Furthermore, little is happening on the ground in Colombia offering encouragement to FARC negotiators in Havana. To further a climate of peace, the FARC has instituted six unilateral cease fires since the talks began. The one in force now started in July 2015. Yet the official response has been nil; national military forces are still carrying out missions.
In the same vein, a member of a peace delegation visiting in Havana recently told FARC negotiators not only about “an increase in military actions against the guerrillas, but also the growth of paramilitary units.” Senator Iván Cepeda, part of that delegation, cited “evidence that … paramilitarism is being prepared for the post-conflict period.” As a reflection of paramilitary activities, 69 human rights defenders died violent deaths in the first eight months of 2015, according to the United Nations representative in Colombia. The total for all of 2014 was 35.
Beginning on November 9, “thousands of political prisoners in three prisons began a campaign of resistance and hunger strikes.” Their complaints centered on torture, cruel treatment in general, and lack of medical attention to life-threatening medical conditions. At the end of six days, 1500 “political prisoners of war” in 16 prisons were carrying out “peaceful protests and hunger strikes.” Spokespersons, referring to the peace talks, demanded that “Our comrades in a grave state of health … be released as a reciprocal gesture of peace.”
Communicating with President Santos on November 19, the National Business Council expressed entrepreneurs’ dissent regarding the talks. For them, “negotiation must be asymmetric in favor of the government where the institutional legitimacy of the country reposes.” And they held up a “guarantee of due process and legitimate defense for legal proprietors of land” as a non-negotiable “red line.” They objected to ideas of “re-founding the country and to a “high level judicial mechanism” outside the constitution for dealing with “serious crimes.” In fact, according to historian Renán Vega Cantor in a recent interview, “the industrialists, landowners, and ranchers” offering such complaints, and others, “have sponsored paramilitary groups for the last 30 years,”
In referring to a “stalemate in the talks,” Vega Cantor cites “the background of a media campaign … throughout the talks that advances the idea that this peace process … is set up to secure the unconditional surrender of the insurgency and acceptance of prison terms.”
Considering everything, therefore, one concludes that prospects for peace in Colombia with social justice, as sought by the FARC, have worsened. Leftist observer Horacio Duque thinks they were never good.
“The government of Mr.

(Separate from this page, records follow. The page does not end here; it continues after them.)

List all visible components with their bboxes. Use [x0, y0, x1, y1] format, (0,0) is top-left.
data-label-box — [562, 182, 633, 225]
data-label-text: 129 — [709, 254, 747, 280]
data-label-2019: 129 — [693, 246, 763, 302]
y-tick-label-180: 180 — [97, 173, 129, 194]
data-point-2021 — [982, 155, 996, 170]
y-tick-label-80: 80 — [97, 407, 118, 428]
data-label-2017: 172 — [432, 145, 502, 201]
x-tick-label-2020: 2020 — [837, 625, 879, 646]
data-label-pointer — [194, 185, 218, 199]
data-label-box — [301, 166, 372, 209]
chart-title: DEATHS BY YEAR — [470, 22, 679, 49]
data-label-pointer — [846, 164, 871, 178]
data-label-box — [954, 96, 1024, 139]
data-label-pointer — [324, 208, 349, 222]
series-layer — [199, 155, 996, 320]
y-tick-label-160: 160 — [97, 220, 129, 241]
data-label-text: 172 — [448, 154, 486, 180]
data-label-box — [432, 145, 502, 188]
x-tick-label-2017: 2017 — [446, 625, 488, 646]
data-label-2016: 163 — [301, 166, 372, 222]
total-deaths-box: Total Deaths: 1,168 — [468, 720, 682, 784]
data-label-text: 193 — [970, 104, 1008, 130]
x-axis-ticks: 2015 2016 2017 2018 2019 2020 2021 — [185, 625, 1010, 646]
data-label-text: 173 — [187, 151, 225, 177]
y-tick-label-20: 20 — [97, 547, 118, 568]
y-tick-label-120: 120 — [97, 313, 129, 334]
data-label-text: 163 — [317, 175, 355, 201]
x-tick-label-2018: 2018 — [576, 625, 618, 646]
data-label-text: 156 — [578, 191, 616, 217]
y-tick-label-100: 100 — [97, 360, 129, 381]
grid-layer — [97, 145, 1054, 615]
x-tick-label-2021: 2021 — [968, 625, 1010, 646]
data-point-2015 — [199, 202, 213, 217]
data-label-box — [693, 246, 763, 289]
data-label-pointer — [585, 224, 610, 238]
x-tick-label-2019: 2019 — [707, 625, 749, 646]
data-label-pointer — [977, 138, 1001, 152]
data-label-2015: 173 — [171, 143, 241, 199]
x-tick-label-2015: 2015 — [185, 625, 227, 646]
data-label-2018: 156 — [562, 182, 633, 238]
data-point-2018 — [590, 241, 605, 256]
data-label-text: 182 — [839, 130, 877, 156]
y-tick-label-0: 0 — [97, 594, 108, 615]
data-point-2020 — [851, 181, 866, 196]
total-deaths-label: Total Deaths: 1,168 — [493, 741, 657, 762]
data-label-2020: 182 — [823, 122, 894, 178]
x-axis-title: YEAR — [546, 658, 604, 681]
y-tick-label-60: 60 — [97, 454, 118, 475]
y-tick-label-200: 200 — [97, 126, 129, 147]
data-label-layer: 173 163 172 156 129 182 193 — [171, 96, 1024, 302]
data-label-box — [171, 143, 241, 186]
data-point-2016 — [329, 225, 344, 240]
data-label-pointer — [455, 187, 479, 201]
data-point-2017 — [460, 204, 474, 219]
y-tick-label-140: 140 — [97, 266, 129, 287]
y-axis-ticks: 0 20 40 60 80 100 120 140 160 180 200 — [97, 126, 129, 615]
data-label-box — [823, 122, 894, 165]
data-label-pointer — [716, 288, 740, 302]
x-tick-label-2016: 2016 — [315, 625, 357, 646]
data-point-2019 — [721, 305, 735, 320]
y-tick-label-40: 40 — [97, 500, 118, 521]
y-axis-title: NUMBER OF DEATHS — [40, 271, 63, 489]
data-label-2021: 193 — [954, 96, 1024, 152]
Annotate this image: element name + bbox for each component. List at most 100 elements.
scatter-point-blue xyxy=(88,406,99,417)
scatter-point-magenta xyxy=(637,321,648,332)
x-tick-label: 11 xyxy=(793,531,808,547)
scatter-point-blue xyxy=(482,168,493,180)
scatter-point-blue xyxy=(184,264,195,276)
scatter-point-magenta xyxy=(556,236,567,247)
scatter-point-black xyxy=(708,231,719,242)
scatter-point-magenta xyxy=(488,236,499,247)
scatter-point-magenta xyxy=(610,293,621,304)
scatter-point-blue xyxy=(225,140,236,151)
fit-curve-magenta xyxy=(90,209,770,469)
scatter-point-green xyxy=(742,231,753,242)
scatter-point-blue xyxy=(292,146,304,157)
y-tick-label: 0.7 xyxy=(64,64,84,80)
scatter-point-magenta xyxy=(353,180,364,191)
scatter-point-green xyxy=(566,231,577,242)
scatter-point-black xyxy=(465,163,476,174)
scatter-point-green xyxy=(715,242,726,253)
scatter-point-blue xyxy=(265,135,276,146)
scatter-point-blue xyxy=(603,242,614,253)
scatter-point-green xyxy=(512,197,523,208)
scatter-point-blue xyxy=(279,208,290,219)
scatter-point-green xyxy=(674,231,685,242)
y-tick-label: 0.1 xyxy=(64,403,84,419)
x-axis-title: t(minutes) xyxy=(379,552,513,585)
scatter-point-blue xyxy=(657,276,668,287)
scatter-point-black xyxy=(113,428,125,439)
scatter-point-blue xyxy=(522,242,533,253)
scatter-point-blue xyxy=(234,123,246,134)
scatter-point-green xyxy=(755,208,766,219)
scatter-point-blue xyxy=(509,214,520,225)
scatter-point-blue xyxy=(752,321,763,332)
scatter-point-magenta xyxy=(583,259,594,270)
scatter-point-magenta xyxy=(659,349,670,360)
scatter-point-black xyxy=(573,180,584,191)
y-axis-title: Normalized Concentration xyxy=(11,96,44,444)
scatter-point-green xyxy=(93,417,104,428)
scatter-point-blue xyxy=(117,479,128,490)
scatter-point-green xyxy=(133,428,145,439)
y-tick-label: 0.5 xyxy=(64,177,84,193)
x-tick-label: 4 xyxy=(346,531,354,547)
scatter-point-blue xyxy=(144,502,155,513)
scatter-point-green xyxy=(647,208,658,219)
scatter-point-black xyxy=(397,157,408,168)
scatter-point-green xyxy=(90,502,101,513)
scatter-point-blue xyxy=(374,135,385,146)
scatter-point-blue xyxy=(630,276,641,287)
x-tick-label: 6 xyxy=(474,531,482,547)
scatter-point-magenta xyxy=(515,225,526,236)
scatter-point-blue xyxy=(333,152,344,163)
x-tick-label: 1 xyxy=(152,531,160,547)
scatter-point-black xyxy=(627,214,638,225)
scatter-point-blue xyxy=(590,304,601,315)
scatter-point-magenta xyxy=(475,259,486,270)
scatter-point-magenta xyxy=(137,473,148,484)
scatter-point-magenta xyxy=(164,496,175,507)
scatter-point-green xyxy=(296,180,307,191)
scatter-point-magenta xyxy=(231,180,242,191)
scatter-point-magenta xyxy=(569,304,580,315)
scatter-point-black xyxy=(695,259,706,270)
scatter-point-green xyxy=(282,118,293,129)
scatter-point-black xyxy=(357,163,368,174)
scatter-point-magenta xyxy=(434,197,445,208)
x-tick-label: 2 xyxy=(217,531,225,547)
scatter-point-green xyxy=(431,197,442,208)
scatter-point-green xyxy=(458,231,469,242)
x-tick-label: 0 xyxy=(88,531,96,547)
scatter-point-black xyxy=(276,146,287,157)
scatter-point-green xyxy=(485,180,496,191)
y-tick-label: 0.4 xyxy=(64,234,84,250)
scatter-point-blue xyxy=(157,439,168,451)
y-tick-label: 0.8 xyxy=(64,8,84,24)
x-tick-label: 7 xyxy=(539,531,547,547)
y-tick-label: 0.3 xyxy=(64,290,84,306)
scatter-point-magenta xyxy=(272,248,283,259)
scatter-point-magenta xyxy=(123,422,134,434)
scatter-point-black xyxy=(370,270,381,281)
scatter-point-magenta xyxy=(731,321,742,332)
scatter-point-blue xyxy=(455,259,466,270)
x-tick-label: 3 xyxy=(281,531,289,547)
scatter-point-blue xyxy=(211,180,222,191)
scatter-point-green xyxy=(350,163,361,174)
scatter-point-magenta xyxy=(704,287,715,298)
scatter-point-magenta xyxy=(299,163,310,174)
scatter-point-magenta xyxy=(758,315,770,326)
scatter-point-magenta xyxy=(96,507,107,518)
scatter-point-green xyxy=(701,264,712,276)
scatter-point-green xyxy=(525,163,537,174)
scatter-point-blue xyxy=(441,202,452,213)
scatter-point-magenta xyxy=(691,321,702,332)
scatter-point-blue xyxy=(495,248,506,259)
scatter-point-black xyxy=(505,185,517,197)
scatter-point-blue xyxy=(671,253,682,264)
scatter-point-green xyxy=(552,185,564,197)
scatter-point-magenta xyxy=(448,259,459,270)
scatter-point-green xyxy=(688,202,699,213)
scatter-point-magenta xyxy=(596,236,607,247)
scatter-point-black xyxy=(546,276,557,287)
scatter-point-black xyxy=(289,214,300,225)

Santos,” he points out, “has never renounced its purpose of imposing a neo-liberal peace, one serving its model of capitalist accumulation associated with the extraction of minerals, agro-business, financial speculation, and appropriation of income from drug-trafficking.” The government saw the peace talks, he claims, as a means for fixing “economic stagnation” and “political domination in danger from judicial collapse, corruption, health care in shambles and other manifestations of poverty and unemployment.”
Duque lauds the “delegation of the revolutionary peasant resistance” for its “presence at the negotiating table in the context of sharp class struggle.” He laments “the [government’s] clear intention to block the force of constituent power and organization of a sovereign constituent assembly that might legitimize and protect the building of peace.” Duque condemns the zeal of government forces “in seeking approval of legislation that would hand over peace to the decadent, corrupt political caste [in charge] of legislating.”